The MeasureSafe 36B Medical RCD Tester tests RCD/ELCB/Safety Switches and ground fault detector circuit breakers that are used in mains meter boxes and as portable devices to protect personnel against faulty household and industrial circuits as a result of equipment fault or failure.
Mains mounted RCD’s along with portable units found on extension leads and integrated with power boards can fail as a result of abuse, age, corrosion, ingress of water or dirt and welded contacts.
An absolute minimum annual testing should be used. Quarterly testing is recommended as a more reliable strategy.
The MeasureSafe 36B can test all currently available RCD’s by simulating various earth leakage problems. In addition, it will also report the mains voltage and incorrect wiring of outlets.
Suspect equipment can also be tested whilst in operation to provide earth leakage operating margins to identify nuisance tripping problems or faulty equipment.

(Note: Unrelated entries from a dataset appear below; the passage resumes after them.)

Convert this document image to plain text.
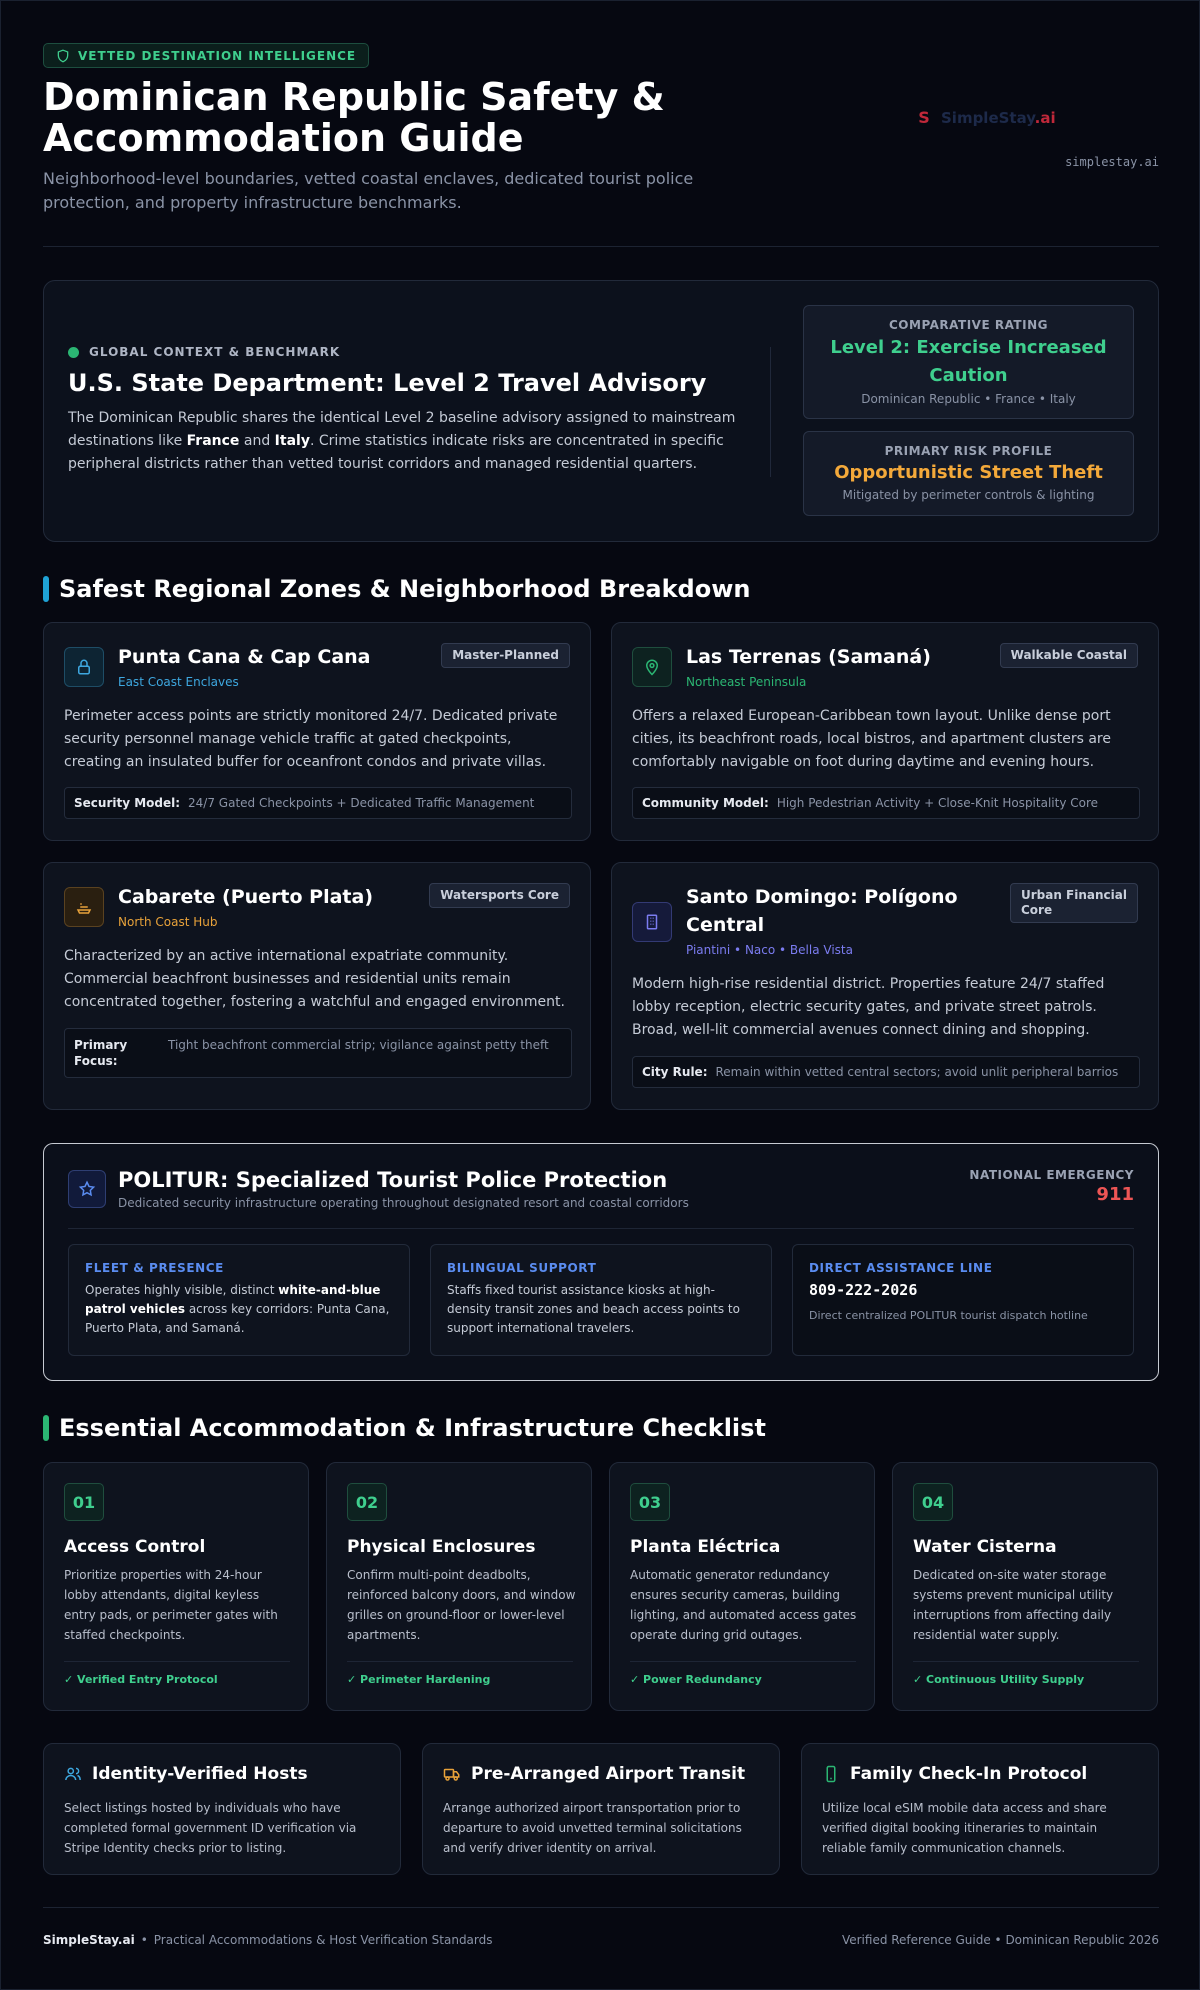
VETTED DESTINATION INTELLIGENCE
Dominican Republic Safety &
Accommodation Guide
Neighborhood-level boundaries, vetted coastal enclaves, dedicated tourist police protection, and property infrastructure benchmarks.
S SimpleStay.ai
simplestay.ai
GLOBAL CONTEXT & BENCHMARK
U.S. State Department: Level 2 Travel Advisory
The Dominican Republic shares the identical Level 2 baseline advisory assigned to mainstream destinations like France and Italy. Crime statistics indicate risks are concentrated in specific peripheral districts rather than vetted tourist corridors and managed residential quarters.
COMPARATIVE RATING
Level 2: Exercise Increased Caution
Dominican Republic • France • Italy
PRIMARY RISK PROFILE
Opportunistic Street Theft
Mitigated by perimeter controls & lighting
Safest Regional Zones & Neighborhood Breakdown
Punta Cana & Cap Cana
East Coast Enclaves
Master-Planned
Perimeter access points are strictly monitored 24/7. Dedicated private security personnel manage vehicle traffic at gated checkpoints, creating an insulated buffer for oceanfront condos and private villas.
Security Model: 24/7 Gated Checkpoints + Dedicated Traffic Management
Las Terrenas (Samaná)
Northeast Peninsula
Walkable Coastal
Offers a relaxed European-Caribbean town layout. Unlike dense port cities, its beachfront roads, local bistros, and apartment clusters are comfortably navigable on foot during daytime and evening hours.
Community Model: High Pedestrian Activity + Close-Knit Hospitality Core
Cabarete (Puerto Plata)
North Coast Hub
Watersports Core
Characterized by an active international expatriate community. Commercial beachfront businesses and residential units remain concentrated together, fostering a watchful and engaged environment.
Primary Focus:
Tight beachfront commercial strip; vigilance against petty theft
Santo Domingo: Polígono
Central
Piantini • Naco • Bella Vista
Urban Financial
Core
Modern high-rise residential district. Properties feature 24/7 staffed lobby reception, electric security gates, and private street patrols. Broad, well-lit commercial avenues connect dining and shopping.
City Rule: Remain within vetted central sectors; avoid unlit peripheral barrios
POLITUR: Specialized Tourist Police Protection
Dedicated security infrastructure operating throughout designated resort and coastal corridors
NATIONAL EMERGENCY
911
FLEET & PRESENCE
Operates highly visible, distinct white-and-blue patrol vehicles across key corridors: Punta Cana, Puerto Plata, and Samaná.
BILINGUAL SUPPORT
Staffs fixed tourist assistance kiosks at high-density transit zones and beach access points to support international travelers.
DIRECT ASSISTANCE LINE
809-222-2026
Direct centralized POLITUR tourist dispatch hotline
Essential Accommodation & Infrastructure Checklist
01
Access Control
Prioritize properties with 24-hour lobby attendants, digital keyless entry pads, or perimeter gates with staffed checkpoints.
✓ Verified Entry Protocol
02
Physical Enclosures
Confirm multi-point deadbolts, reinforced balcony doors, and window grilles on ground-floor or lower-level apartments.
✓ Perimeter Hardening
03
Planta Eléctrica
Automatic generator redundancy ensures security cameras, building lighting, and automated access gates operate during grid outages.
✓ Power Redundancy
04
Water Cisterna
Dedicated on-site water storage systems prevent municipal utility interruptions from affecting daily residential water supply.
✓ Continuous Utility Supply
Identity-Verified Hosts
Select listings hosted by individuals who have completed formal government ID verification via Stripe Identity checks prior to listing.
Pre-Arranged Airport Transit
Arrange authorized airport transportation prior to departure to avoid unvetted terminal solicitations and verify driver identity on arrival.
Family Check-In Protocol
Utilize local eSIM mobile data access and share verified digital booking itineraries to maintain reliable family communication channels.
SimpleStay.ai • Practical Accommodations & Host Verification Standards	Verified Reference Guide • Dominican Republic 2026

Simply connect the MeasureSafe 36B measure the trip current, then remove the suspect equipment redo the current trip test then the difference is the leakage current from the test equipment.

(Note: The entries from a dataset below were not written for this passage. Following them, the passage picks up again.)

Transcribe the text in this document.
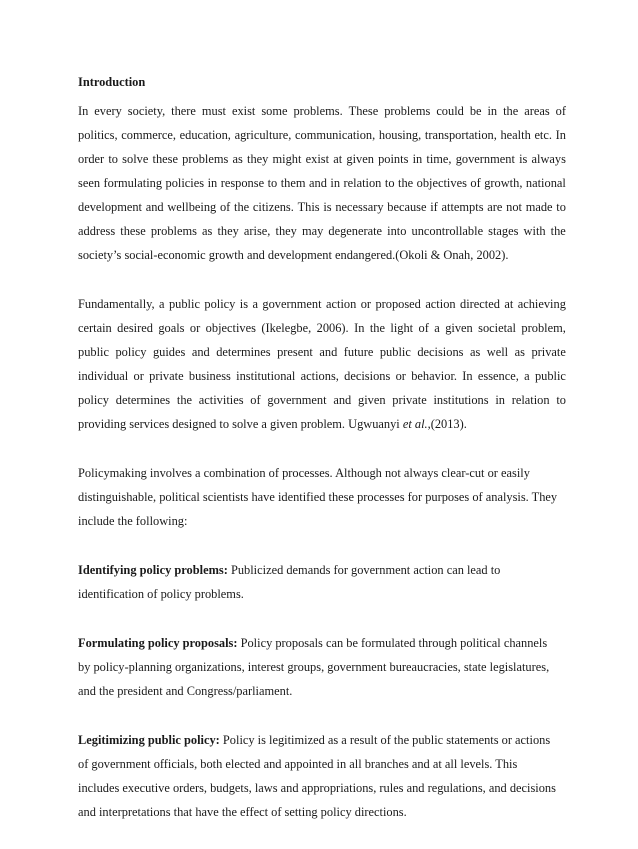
Introduction
In every society, there must exist some problems. These problems could be in the areas of
politics, commerce, education, agriculture, communication, housing, transportation, health etc. In
order to solve these problems as they might exist at given points in time, government is always
seen formulating policies in response to them and in relation to the objectives of growth, national
development and wellbeing of the citizens. This is necessary because if attempts are not made to
address these problems as they arise, they may degenerate into uncontrollable stages with the
society’s social-economic growth and development endangered.(Okoli & Onah, 2002).
Fundamentally, a public policy is a government action or proposed action directed at achieving
certain desired goals or objectives (Ikelegbe, 2006). In the light of a given societal problem,
public policy guides and determines present and future public decisions as well as private
individual or private business institutional actions, decisions or behavior. In essence, a public
policy determines the activities of government and given private institutions in relation to
providing services designed to solve a given problem. Ugwuanyi et al.,(2013).
Policymaking involves a combination of processes. Although not always clear-cut or easily
distinguishable, political scientists have identified these processes for purposes of analysis. They
include the following:
Identifying policy problems: Publicized demands for government action can lead to
identification of policy problems.
Formulating policy proposals: Policy proposals can be formulated through political channels
by policy-planning organizations, interest groups, government bureaucracies, state legislatures,
and the president and Congress/parliament.
Legitimizing public policy: Policy is legitimized as a result of the public statements or actions
of government officials, both elected and appointed in all branches and at all levels. This
includes executive orders, budgets, laws and appropriations, rules and regulations, and decisions
and interpretations that have the effect of setting policy directions.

An arc fault circuit interrupter (AFCI) is a circuit breaker designed to prevent fires by detecting non-working electrical arcs and disconnect power before the arc starts a fire. The AFCI should distinguish between a working arc that may occur in the brushes of a vacuum sweeper, light switch, or other household devices and a non-working arc that can occur, for instance, in a lamp cord that has a broken conductor in the cord from overuse. Arc faults in a home are one of the leading causes for household fires.
AFCIs resemble a GFCI/RCD (Ground-Fault Circuit Interrupt/Residual-Current Device) in that they both have a test button, though it is important to distinguish between the two. GFCIs are designed to protect against electrical shock, while AFCIs are primarily designed to protect against fire.
The testing of AFCI’s is a little more difficult as we need to simulate an arc. The MeasureSafe 36B Medical Tester has the ability to simulate an arc that the AFCI will detect as an arc profile and then trip. Only the trip time is measured as the arc current is of little concern. Extensive work has been undertaken to generate a simulated “faulty arc” current profile.